Il baissa la voix d’un ton. « Bien entendu, s’ils ne sont pas assimilés, le futur en sera transformé. Notre XXe siècle ne verra jamais le jour.
— C’est ce que nous nous efforçons de prévenir », dit sèchement Everard.
Le silence se fit. Le vent susurrait, les feuilles bruissaient, le soleil effleurait le fleuve. Le paysage était paisible au point d’en paraître irréel.
« Mais avant de pouvoir agir, nous devons découvrir où s’est amorcée la déviation, reprit Everard. Avez-vous pu déterminer le lieu dont Veleda est originaire ?
— Hélas non, avoua Ulstrup. Les distances sont trop grandes, les communications trop médiocres… et Edh ne parle jamais de son passé, pas plus que Heidhin, son acolyte. Peut-être que ce dernier se sentira plus détendu dans vingt et un ans, quand il vous parlera des Alvarings – un nom qui m’est inconnu, d’ailleurs. Mais je pense qu’il serait dangereux de retourner lui demander des détails. En ce qui concerne la présente époque, ils sont muets tous les deux.
» Cependant, j’ai pu découvrir qu’elle est apparue pour la première fois chez les Ruges, sur le littoral de la Baltique, il y a environ cinq ou six ans. On raconte qu’elle est arrivée à bord d’un navire, ainsi qu’il sied à la prêtresse d’une déité maritime. En outre, étant donné son accent, je la soupçonne d’être d’origine Scandinave. Je regrette de ne pouvoir vous en dire davantage.

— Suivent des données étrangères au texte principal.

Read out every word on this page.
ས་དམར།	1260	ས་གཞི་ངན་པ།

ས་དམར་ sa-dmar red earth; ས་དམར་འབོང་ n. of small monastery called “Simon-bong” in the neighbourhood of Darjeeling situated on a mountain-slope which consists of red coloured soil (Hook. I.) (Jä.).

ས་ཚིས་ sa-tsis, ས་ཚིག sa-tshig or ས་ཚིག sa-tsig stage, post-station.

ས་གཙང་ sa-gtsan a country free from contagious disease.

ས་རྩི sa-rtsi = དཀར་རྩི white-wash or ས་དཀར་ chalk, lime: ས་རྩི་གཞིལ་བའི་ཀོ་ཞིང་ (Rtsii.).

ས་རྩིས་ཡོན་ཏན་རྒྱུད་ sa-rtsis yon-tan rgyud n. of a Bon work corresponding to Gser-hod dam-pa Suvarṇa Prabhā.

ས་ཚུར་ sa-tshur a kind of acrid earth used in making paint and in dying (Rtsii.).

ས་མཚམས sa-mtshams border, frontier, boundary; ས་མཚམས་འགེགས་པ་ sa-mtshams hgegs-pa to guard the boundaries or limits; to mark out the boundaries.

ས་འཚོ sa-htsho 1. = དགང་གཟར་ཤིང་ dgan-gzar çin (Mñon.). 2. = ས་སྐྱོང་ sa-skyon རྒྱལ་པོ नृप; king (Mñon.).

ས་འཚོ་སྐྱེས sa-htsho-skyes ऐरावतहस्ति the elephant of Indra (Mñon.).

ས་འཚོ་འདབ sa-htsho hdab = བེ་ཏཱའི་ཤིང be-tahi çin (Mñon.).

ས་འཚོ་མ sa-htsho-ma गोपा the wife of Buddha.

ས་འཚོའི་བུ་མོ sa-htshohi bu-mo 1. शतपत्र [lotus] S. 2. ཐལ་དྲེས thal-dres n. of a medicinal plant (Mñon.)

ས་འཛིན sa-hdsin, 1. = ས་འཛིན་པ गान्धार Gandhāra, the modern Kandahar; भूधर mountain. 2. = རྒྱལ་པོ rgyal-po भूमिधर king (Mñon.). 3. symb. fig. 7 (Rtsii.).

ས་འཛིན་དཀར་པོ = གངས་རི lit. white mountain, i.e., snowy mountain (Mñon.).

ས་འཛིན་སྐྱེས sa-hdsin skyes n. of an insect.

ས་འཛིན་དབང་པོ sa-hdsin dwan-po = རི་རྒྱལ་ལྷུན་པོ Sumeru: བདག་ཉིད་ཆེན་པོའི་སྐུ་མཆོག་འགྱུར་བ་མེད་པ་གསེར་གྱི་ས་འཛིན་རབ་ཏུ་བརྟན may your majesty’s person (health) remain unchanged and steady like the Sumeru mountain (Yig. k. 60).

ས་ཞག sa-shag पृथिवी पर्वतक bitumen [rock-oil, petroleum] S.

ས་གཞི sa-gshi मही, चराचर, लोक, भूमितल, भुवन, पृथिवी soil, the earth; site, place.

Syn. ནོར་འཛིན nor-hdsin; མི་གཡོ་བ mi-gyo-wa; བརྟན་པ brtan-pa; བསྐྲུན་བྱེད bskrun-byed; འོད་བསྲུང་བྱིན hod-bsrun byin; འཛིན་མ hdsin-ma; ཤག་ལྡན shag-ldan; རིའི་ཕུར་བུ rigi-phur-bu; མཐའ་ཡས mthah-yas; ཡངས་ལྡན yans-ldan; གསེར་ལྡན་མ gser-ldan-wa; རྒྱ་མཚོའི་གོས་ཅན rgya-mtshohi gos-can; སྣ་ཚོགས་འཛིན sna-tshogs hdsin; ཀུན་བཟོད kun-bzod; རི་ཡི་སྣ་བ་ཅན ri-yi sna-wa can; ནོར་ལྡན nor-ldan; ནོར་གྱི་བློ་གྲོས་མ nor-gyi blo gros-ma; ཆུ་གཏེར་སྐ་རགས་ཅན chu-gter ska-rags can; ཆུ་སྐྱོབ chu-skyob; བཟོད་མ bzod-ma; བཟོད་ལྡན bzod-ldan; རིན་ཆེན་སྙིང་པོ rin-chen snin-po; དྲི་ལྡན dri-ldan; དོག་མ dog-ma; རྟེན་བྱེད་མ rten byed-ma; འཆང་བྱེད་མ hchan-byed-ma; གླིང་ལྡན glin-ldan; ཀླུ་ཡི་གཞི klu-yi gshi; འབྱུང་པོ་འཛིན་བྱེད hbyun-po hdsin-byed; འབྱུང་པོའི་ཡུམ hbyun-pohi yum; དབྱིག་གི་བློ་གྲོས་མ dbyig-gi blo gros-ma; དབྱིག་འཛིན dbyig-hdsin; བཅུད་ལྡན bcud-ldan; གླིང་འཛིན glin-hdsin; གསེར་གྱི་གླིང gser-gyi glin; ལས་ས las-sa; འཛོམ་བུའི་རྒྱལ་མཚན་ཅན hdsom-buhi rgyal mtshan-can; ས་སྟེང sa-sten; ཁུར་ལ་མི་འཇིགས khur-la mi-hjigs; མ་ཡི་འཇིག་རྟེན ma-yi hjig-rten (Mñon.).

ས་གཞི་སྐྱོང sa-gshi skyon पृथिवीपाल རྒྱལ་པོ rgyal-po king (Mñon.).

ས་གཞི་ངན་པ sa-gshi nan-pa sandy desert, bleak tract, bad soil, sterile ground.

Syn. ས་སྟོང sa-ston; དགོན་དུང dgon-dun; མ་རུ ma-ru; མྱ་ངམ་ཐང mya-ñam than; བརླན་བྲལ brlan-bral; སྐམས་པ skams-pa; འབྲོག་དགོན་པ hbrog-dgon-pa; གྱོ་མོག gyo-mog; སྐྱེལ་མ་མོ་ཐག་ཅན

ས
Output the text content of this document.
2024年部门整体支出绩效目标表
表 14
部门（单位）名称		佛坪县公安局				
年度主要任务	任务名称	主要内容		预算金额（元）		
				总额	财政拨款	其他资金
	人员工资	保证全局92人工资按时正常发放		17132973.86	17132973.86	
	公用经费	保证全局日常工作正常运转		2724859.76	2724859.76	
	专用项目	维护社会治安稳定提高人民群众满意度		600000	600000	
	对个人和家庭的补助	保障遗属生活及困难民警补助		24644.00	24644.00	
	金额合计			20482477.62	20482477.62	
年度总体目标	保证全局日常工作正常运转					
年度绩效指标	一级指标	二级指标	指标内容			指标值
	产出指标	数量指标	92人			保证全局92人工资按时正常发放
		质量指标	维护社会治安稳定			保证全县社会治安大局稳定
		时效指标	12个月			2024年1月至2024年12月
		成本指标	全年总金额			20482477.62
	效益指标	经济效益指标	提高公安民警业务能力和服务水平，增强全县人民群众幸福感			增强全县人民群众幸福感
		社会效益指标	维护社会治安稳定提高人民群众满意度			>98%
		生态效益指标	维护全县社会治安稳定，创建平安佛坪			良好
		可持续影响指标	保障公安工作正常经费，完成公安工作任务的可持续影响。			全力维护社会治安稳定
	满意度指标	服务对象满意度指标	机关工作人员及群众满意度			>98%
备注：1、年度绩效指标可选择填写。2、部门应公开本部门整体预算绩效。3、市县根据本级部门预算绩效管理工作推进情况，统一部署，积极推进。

— Nous nous en contenterons, répondit Everard. Vous avez fait du bon boulot, mon vieux. Avec de la patience et l’aide de nos instruments, nous arriverons bien à déterminer le lieu et le moment de son débarquement, quitte à poser quelques questions aux indigènes.
— Et ensuite…» Floris laissa sa phrase inachevée. Son regard se porta bien au-delà du fleuve et de la forêt, vers le nord-est, vers une grève encore invisible.